A caneta emagrecedora também caiu no gosto dos ministros Kassio Nunes Marques e Flávio Dino, do Supremo Tribunal Federal (STF). Nunes Marques comentou com colegas que a tirzepatida o fez sentir repulsa à comida. Já Dino começou a utilizá-lo no ano passado, com orientação médica, e chegou a perder 26 quilos antes de tomar posse na Corte, em fevereiro.
O ex-deputado federal Fabio Ramalho (MDB-MG), responsável por fazer os colegas ganharem quilos a mais ao oferecer banquetes em seu gabinete nas madrugadas do Congresso, também se rendeu à novidade. Ele foi aos Estados Unidos comprar o medicamento e, em 90 dias, diz ter perdido 21kg — a balança agora está na marca de 107kg.
— Eu procurei um médico e uma nutricionista para fazer uma dieta. O metabolismo vai muito mais rápido — conta.
Diante da falta de aval oficial para o uso nas dietas, há relatos também de quem não se deu bem com o remédio. O senador Jorge Kajuru (PSB-GO) conta ter parado após sofrer com os efeitos colaterais:
— Só tomei duas injeções e parei porque entrei em pânico. Tive insônia, diarreia, febre, dores no corpo... Agora, que ela é boa, é boa. Emagreci quatro quilos em uma semana e conheço gente que perdeu seis no mesmo período.
Os efeitos colaterais do Mounjaro são bem parecidos aos do seu semelhante já comercializado no país, o Ozempic. Independentemente de qual for a caneta emagrecedora, estudos apontam que a perda de peso pode não se sustentar a longo prazo se não houver uma mudança de hábitos e um planejamento para quando o remédio for interrompido. Segundo uma pesquisa conduzida pela própria fabricante, a farmacêutica Eli Lilly, os pacientes recuperam cerca de 14% do peso perdido com a tirzepatida, um ano após a interrupção do tratamento.
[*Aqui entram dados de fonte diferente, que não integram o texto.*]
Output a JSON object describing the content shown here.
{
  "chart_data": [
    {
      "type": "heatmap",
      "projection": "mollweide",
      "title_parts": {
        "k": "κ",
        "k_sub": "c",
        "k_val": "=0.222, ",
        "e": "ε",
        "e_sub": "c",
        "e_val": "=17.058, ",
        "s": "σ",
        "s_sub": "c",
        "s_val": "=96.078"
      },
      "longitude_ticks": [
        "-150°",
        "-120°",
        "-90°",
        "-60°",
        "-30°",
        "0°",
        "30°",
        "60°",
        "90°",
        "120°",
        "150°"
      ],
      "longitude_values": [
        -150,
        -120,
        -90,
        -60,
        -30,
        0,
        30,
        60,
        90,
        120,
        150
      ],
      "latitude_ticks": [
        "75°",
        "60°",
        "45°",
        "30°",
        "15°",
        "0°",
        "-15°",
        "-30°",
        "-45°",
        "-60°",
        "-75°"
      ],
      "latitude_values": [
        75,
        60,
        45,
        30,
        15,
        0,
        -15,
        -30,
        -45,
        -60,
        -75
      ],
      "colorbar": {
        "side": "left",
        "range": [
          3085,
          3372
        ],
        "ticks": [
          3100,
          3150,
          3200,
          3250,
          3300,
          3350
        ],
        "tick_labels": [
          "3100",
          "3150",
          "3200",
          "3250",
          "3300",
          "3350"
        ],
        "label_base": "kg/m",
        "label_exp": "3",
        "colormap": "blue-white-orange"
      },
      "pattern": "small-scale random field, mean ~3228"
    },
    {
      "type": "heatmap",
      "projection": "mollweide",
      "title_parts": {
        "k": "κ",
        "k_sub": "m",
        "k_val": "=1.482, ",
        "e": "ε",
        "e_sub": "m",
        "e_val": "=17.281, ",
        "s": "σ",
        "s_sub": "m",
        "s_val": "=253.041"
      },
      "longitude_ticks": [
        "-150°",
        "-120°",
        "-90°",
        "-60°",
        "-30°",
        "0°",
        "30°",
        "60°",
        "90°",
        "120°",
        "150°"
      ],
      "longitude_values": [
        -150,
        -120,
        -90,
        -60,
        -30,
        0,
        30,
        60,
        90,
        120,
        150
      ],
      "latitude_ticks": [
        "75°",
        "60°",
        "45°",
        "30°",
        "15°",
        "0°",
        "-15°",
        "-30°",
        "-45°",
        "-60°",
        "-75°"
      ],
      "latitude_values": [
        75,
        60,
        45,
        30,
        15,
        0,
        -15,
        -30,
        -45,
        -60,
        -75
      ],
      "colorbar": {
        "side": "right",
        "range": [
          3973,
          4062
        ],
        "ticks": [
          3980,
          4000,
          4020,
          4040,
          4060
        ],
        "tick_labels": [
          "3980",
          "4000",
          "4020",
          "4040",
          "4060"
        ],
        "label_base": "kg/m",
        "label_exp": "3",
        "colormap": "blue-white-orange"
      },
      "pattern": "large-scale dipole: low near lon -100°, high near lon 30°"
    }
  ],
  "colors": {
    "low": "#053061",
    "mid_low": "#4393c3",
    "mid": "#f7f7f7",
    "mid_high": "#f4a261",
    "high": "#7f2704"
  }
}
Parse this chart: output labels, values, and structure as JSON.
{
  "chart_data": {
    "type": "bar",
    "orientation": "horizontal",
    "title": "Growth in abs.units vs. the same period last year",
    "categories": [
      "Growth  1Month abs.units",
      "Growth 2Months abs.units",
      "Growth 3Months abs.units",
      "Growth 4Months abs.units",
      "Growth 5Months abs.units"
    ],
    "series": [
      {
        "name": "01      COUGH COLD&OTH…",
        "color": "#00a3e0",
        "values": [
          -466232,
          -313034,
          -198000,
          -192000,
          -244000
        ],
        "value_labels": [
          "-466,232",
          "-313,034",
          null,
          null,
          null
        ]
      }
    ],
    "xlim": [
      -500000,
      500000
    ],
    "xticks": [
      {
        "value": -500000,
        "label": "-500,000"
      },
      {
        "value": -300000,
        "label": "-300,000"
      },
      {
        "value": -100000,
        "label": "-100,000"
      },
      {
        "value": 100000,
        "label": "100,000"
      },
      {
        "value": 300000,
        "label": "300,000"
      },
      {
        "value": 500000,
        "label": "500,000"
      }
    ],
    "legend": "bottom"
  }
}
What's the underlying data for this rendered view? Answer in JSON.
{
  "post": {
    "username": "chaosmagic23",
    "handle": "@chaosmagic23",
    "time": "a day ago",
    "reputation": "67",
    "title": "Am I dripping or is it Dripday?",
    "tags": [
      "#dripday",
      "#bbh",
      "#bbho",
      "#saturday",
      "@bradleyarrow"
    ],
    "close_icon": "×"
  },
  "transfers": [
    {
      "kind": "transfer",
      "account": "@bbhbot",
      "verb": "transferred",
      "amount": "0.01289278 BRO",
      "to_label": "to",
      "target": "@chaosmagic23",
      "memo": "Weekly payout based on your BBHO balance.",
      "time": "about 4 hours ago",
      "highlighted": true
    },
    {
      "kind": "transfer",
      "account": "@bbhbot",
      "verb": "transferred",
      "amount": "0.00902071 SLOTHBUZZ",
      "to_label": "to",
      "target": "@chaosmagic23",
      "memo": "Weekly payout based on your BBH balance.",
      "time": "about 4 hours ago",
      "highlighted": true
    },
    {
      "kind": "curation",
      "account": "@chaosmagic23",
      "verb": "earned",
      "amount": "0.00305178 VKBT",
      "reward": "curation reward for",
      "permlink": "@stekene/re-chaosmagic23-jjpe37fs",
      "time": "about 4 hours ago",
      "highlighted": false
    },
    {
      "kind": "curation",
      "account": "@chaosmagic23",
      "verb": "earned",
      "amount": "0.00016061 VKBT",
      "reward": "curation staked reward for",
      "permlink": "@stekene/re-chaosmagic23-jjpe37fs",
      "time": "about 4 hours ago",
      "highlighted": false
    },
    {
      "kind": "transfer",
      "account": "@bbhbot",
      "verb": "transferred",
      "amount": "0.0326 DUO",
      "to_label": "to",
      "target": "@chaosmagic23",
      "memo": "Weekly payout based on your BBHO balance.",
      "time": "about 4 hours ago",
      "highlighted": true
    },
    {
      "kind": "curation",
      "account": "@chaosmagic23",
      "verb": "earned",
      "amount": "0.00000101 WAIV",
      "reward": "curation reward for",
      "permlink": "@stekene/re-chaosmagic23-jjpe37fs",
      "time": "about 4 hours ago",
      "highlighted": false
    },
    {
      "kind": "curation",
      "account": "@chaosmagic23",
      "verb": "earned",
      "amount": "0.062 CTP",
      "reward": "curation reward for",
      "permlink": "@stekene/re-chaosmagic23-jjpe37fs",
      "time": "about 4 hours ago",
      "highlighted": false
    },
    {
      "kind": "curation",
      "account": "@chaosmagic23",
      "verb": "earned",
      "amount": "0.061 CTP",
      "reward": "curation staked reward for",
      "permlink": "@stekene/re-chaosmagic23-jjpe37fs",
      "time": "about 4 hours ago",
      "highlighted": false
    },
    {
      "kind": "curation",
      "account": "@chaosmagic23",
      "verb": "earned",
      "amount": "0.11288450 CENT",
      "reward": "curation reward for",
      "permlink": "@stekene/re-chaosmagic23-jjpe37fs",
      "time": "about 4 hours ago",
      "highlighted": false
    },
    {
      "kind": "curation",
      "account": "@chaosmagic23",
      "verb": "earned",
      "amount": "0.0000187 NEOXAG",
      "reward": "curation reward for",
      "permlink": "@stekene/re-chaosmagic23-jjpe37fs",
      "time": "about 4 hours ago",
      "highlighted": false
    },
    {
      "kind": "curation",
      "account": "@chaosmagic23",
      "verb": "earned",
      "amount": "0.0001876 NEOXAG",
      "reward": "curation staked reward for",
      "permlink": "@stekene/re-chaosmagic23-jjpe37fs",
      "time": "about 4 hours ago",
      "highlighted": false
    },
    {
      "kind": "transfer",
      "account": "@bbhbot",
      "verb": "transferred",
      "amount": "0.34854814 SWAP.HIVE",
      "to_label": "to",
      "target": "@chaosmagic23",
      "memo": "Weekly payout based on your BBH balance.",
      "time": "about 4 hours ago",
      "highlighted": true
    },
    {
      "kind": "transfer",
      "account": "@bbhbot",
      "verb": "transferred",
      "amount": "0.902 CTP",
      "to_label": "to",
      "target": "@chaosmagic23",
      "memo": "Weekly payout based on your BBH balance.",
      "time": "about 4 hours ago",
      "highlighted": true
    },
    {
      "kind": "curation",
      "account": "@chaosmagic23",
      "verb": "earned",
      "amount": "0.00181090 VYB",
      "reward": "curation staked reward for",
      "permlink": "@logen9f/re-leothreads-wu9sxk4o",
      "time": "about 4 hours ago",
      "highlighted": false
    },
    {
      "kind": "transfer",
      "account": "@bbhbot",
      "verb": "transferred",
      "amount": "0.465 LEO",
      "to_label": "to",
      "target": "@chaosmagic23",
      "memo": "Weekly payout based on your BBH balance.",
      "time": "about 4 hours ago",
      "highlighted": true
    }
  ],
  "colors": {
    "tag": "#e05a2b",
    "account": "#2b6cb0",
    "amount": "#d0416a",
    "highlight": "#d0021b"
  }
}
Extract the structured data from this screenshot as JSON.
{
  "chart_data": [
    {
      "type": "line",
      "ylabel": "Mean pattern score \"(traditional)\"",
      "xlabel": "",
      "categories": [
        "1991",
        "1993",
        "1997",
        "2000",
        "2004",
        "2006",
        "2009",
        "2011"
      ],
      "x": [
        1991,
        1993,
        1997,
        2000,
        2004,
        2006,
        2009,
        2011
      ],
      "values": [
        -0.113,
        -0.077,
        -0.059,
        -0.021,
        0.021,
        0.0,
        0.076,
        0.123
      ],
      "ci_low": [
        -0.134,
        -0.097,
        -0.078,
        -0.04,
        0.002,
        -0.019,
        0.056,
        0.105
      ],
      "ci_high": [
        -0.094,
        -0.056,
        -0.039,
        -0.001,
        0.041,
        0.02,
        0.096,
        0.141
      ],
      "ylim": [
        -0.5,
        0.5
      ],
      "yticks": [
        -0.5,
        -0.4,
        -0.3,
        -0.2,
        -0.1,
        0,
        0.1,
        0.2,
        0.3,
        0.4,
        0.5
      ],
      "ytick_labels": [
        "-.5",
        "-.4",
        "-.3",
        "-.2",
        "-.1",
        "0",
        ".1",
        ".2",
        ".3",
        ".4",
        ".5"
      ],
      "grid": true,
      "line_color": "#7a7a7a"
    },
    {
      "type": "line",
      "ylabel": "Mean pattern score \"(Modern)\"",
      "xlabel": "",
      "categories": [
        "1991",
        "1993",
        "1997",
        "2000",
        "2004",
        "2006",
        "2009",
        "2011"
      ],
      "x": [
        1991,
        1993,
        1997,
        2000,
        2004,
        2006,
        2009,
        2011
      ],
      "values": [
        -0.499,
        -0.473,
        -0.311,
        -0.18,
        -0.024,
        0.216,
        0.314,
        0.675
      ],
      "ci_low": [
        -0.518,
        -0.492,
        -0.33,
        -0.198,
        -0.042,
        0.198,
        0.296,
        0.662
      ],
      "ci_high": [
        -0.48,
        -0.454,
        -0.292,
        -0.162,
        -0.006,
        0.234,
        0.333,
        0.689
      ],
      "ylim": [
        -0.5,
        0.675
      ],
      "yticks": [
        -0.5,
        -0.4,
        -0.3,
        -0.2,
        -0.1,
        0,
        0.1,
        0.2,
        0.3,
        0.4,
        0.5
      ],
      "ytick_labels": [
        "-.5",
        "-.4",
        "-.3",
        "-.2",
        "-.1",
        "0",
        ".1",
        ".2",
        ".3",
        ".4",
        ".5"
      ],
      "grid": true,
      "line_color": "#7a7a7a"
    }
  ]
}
— Há muitas pessoas que não passam por orientação médica, mas o acompanhamento é importante para reduzir os efeitos colaterais e evitar riscos, além de orientar a dosagem adequada — alerta a endocrinologista Aline de Faria, do Hospital Sírio-Libanês.
A nutróloga Andrea Pereira reconhece a boa eficácia da semaglutida e da tirzepatida contra a obesidade e diabetes, mas observa o mau uso por parte dos brasileiros:
— Aqui no Brasil, nenhum dos dois precisa de receita médica e vemos o uso abusivo desses remédios por pessoas que não possuem diabetes ou obesidade.